Window.textencoder and window.textdecoder

These are two experimental new constructors, by creating an encoder(TextEncodeObject) and decoder(TextDecodeObject) to implement the conversion between string types in JavaScript and UTF-8 encoded data.

The construction method will return a UTF-8 encoded one as follows:

let encoder = new TextEncoder();
let decoder = new TextDecoder();

Let unit8array = encoder. Encode ('a '); // returns a unit8array type - [97]
Let STR = decoder. Decode (ARR); // returns a string with a value of 'a'

At present, the compatibility of this new technology still has a lot of problems. Only chrome 38, Firefox 19 and opera 25 support it.
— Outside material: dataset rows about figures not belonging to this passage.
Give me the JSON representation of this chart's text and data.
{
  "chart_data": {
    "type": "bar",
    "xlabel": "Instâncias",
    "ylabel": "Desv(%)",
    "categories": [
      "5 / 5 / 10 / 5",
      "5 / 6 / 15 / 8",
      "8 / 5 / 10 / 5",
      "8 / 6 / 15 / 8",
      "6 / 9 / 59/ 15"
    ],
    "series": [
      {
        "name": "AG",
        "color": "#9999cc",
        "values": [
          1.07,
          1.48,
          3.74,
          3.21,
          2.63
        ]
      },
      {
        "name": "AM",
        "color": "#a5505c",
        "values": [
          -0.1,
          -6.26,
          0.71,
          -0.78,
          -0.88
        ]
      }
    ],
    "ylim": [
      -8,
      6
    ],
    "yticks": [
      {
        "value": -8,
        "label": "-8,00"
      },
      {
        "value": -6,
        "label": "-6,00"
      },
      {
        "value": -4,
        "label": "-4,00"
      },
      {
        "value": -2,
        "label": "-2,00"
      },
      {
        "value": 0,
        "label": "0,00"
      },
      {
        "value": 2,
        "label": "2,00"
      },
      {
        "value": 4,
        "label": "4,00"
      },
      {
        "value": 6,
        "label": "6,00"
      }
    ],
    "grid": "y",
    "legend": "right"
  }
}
Other mainstream browsers, such as IE and safari, do not have any support, so they need to be used carefully in the production process.

summary

In this paper, utfx.js, a library that implements UTF-8 and utf-16 in Unicode, is analyzed in part. By looking at the specific code implementation, I believe that you should be able to better understand the specific specifications of these two coding methods, as well as the corresponding usage and scenarios.